Customer Concentration
Already implied through data about customer types as a percentage of ARR.
New Business Dependency
Most of cRPO increase is driven by new customers and not expansion revenue, but keep in mind that PCOR is growing and should be acquiring new customers.
FCF
$128M in 2024, up from $47M in 2023. This is CFO ($196M) minus capitalized software development costs ($49.5M) and purchases of PP&E ($19M).
Rule of 40
32%. 11% from FCF Margin and 21% from revenue growth. It becomes harder to maintain this once revenue starts to grow, but Procore is making measurable strides toward profitability while retaining growth.
Cash Conversion
FCF is higher than adjusted EBITDA due to the large amount of unearned revenue that is recorded each period, making the cash conversion ratio too high to make sense.
S&M Margin
48% GAAP margin, 41% non-GAAP margin.
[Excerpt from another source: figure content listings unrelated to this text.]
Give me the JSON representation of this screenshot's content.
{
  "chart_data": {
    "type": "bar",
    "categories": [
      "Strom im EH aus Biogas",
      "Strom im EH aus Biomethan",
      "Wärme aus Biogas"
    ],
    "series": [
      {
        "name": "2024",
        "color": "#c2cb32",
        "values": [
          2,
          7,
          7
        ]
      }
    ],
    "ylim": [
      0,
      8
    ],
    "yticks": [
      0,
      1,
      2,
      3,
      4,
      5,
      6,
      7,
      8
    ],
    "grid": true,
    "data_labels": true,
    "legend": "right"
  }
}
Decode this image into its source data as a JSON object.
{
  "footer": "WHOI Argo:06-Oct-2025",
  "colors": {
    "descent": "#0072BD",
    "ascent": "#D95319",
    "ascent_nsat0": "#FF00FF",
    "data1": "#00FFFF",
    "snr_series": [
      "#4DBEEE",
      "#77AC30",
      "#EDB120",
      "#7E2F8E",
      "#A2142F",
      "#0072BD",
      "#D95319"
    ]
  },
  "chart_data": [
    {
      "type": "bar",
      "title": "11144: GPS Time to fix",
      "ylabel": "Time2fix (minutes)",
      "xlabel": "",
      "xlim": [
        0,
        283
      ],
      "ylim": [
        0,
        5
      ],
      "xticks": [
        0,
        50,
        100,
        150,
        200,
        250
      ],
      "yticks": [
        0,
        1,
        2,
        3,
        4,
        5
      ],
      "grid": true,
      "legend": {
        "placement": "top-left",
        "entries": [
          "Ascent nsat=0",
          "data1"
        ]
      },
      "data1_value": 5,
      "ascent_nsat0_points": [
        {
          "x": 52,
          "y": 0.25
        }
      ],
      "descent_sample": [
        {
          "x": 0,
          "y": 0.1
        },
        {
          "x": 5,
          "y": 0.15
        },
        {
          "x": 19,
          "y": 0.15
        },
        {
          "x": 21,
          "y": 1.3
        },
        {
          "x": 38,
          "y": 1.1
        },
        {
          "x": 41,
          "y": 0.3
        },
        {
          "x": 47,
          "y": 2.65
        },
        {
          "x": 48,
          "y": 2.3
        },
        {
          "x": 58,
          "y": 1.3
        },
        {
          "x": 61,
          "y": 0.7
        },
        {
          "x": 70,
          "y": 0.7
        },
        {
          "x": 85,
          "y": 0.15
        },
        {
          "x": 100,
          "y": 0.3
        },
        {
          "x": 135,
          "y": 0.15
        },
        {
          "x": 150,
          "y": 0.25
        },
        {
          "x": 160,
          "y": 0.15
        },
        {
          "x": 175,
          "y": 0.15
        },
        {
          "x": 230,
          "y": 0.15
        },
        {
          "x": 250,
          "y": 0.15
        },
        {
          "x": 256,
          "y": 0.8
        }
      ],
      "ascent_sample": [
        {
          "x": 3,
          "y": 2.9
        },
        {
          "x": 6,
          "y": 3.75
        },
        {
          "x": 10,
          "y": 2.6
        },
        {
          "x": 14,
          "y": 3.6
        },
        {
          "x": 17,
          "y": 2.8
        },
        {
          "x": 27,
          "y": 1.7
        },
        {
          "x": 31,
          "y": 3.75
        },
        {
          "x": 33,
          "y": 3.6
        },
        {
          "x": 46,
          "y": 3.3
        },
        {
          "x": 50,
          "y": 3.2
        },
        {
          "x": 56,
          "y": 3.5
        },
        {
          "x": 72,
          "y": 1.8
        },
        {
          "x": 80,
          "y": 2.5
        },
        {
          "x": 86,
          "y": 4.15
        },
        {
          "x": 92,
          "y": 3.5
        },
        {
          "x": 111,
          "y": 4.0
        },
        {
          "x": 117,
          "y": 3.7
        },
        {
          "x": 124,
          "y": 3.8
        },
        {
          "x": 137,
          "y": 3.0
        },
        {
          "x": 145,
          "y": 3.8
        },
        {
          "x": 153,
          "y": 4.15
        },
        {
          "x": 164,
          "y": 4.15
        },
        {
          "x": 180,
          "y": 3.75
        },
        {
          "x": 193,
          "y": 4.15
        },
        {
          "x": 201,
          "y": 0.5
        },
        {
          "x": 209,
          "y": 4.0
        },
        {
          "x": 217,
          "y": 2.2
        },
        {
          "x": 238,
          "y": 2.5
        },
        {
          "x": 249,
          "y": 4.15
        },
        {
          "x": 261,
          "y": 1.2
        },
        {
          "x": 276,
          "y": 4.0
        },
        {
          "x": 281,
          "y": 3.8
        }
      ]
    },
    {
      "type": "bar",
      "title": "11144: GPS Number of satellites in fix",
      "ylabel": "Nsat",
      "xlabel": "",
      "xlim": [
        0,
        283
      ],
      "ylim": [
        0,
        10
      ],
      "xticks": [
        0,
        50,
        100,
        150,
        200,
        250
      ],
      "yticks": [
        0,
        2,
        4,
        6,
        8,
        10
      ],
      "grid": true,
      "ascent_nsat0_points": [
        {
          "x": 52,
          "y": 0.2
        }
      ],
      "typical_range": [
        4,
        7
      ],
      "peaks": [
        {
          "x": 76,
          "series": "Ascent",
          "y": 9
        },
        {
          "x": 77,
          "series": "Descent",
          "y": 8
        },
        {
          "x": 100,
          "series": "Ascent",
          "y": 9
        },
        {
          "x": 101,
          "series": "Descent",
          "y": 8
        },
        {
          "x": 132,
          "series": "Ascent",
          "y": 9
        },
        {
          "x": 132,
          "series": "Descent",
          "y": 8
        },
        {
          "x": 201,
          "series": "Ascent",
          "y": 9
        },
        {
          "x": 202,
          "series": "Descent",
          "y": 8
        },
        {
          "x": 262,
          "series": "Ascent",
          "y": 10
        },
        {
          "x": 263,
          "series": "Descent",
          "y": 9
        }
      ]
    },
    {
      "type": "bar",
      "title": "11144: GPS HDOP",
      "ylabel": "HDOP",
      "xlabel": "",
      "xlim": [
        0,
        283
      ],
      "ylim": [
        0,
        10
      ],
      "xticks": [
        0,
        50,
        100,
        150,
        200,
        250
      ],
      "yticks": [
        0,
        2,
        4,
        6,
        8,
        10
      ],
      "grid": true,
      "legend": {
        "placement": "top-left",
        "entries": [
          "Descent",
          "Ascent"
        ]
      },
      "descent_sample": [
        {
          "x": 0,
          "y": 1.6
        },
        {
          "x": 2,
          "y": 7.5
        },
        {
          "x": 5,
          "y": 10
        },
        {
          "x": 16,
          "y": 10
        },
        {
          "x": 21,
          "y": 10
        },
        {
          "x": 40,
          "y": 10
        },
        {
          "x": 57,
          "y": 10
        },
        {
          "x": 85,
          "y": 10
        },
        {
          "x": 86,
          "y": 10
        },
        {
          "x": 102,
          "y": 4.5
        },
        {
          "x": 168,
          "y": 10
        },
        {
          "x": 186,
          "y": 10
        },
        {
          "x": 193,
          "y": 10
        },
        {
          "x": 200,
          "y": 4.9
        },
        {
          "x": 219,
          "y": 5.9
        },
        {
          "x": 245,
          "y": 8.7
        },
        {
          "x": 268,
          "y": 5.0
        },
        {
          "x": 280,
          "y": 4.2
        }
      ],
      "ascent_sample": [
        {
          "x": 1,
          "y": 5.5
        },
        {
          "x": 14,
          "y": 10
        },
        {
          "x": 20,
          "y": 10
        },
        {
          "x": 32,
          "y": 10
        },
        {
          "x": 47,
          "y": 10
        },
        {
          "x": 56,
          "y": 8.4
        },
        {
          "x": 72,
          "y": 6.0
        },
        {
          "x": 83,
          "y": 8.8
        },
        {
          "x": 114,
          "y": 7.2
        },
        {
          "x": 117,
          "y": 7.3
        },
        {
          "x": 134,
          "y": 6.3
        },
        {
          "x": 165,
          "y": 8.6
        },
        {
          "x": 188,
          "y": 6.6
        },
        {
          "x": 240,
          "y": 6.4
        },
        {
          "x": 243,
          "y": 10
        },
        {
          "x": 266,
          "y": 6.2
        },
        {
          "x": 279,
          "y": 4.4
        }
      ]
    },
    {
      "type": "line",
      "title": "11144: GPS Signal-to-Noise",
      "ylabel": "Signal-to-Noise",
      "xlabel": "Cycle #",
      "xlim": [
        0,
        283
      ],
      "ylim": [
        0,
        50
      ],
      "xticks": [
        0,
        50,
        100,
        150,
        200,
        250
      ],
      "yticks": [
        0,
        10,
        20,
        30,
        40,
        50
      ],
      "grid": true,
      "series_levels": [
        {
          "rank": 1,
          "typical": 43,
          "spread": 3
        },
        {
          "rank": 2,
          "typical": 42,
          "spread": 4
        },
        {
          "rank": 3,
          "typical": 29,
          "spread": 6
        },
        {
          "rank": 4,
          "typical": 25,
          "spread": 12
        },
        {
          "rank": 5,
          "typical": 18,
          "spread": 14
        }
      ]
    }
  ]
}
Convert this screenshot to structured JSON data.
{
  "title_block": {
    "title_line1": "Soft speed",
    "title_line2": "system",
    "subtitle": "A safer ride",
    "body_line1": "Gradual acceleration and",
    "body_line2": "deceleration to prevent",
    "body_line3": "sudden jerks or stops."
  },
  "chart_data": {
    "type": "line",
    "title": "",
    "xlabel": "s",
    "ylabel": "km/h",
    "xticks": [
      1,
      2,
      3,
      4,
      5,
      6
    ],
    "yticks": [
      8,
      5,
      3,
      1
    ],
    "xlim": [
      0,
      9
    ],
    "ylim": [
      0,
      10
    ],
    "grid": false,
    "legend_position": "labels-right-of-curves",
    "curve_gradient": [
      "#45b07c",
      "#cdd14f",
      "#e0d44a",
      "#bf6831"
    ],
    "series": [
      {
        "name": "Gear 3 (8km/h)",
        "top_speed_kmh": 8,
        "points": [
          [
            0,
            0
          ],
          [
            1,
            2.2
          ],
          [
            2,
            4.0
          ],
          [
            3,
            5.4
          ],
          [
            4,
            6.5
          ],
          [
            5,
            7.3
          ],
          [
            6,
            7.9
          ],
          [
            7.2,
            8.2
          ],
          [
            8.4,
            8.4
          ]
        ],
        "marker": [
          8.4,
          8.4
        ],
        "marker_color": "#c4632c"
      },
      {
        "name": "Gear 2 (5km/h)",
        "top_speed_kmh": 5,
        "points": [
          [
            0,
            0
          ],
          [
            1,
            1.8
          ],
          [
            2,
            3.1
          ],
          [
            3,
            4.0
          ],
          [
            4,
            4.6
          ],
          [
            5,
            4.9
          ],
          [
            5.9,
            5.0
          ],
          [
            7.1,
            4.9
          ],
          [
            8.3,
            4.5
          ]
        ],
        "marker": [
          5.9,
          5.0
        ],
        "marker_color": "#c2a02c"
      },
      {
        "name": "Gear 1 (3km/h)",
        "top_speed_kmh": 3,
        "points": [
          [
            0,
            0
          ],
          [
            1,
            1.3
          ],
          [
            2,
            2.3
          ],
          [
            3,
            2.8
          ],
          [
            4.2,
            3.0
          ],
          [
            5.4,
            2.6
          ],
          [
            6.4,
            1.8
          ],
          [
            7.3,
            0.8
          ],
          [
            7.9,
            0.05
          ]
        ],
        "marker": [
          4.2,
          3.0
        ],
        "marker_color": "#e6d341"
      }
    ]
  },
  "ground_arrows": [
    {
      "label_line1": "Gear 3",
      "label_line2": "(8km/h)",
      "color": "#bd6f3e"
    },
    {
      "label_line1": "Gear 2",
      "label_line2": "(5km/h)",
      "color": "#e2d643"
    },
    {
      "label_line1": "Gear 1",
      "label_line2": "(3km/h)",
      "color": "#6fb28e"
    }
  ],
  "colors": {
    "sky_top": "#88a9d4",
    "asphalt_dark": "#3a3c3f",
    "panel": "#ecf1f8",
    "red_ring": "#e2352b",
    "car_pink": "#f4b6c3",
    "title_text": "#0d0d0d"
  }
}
This is decreasing as a percentage of revenue, indicating some degree of operating leverage as PCOR scales.
Magic Number
New revenue minus old revenue was $202M but S&M in the previous period was $495M, creating a magic number of 0.4. This metric doesn’t make too much sense, because it was designed for mid-market SaaS with short sales cycles. This is flawed for a few reasons: (a) Procore’s sales cycle is very long (b) revenue is recognized ratably, so large deals won may not be immediately recognized in revenue and (c) Procore has high S&M intensity due to the restructuring of their GTM operation.